From the elite and imperious Hogwarts, to the brutal hot-house boarding school in If…, popular culture has done a great deal to help people form a peculiar and distinctly coloured idea of what an independent school is like. Elite, exclusive, unwelcoming… the image of independent schools as crusty old insular institutions endures to this day.
But is it in any way fair?
According to the Scottish Council of Independent Schools, independent schools are far more accessible and inclusive than many might think.
Here, we dispel the myths surrounding the popular image of independent schools.
Myth: They’re for rich families
Reality: Children from all kinds of backgrounds attend independent school, and schools are sensitive to the sacrifices many parents make in order to afford their child’s school fees.

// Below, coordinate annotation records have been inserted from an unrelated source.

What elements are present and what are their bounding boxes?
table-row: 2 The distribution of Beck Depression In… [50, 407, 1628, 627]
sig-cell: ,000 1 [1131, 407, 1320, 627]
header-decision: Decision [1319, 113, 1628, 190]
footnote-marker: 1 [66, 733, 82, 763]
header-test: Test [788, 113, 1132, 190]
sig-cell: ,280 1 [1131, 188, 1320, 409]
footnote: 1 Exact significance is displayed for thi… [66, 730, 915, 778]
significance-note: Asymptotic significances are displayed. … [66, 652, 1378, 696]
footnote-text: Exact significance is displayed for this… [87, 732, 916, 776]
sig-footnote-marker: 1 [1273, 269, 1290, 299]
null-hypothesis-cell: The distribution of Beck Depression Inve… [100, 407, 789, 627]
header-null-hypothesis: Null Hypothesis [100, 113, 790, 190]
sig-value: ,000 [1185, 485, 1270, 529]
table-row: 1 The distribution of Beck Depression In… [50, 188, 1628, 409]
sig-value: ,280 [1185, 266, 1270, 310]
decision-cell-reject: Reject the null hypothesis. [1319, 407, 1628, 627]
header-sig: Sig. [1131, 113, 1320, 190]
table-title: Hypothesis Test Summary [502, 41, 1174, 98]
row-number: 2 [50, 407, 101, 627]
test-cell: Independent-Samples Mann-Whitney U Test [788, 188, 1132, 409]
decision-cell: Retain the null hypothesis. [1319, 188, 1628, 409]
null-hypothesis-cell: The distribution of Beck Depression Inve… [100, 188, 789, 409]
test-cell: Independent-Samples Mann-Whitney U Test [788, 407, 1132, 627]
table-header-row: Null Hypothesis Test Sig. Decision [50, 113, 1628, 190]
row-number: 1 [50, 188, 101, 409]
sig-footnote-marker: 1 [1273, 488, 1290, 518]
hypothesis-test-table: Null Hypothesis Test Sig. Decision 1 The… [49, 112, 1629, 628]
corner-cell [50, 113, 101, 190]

In Scotland, a quarter of the children attending independent schools receive financial assistance with three per cent having all of their fees paid by one school. Bursaries are available to assist families with lower incomes, while scholarships are awarded to children who have demonstrated outstanding academic, sporting or artistic potential, or general excellence.
Myth: They don’t encourage children to be part of community
Reality: Many Scottish independent schools have working relationships with charities, which pupils are enlisted to work with and fundraise for.
Some have educational projects in far-flung countries like Africa and beyond, again working to encourage children to contribute to the world around them.
Pupils are also encouraged to take part in extra-curricular activities that ensure they have a feel for the real world, too, such as community service, the Duke of Edinburgh award and outdoor education.
Myth: They’re for very clever kids
Reality: Independent schools are renowned for having a high level of academic attainment and for a high percentage of pupils going on to university. But that by no means limits the school’s attendees to the academically gifted.
A wide variety of subjects are available, from Latin, to drama, politics to computer science, meaning children can thrive in whatever field they display a passion or aptitude for.
Additionally, being able to achieve qualifications from a variety of examination boards, including Scottish Qualifications Authority exams, GCSEs, A-levels and the International Baccalaureate, is an egalitarian means of encouraging pupils towards success: it allows greater scope for them to turn their interests into qualifications.
Myth: They’re rugby playing boy clubs.
Reality: 49 per cent of all independent school attendees are girls.
And while you can certainly play rugby at independent schools if you want to, it is by no means mandatory or the only extra-curricular activity available. There are myriad sports and activities on offer, including some that you’d struggle to find the opportunity for elsewhere. At Gordounston, for example, pupils spend time crewing the school yacht, while Strathallan has a clay pigeon shooting academy and Kilgraston has an on-site equestrian centre.
Parents are often surprised to learn many independent schools have very strong football teams.
Past-times are not limited to sports, either. Many creative activities are available, from orchestras, drama clubs, musical theatre, to all manner of societies.
Myth: They’re elitist and lack diversity
Reality: You may well end up with a more diverse culture mix at an independent school than a state school: a third of the pupils at independent boarding schools in Scotland are overseas students, hailing from Spain, Germany, Russia, China, among others. There are students and teachers of all ethnic and religious backgrounds. This makes for a vibrant, modern community that reflects the real world and encourages tolerance and understanding of differing cultures.
Myth: They’re impersonal
Reality: It’s quite the opposite. Smaller pupil to teacher ratios (on average, there is one teacher for every eight pupils attending an independent school in Scotland) means that children benefit from close attention and a more personalised learning environment.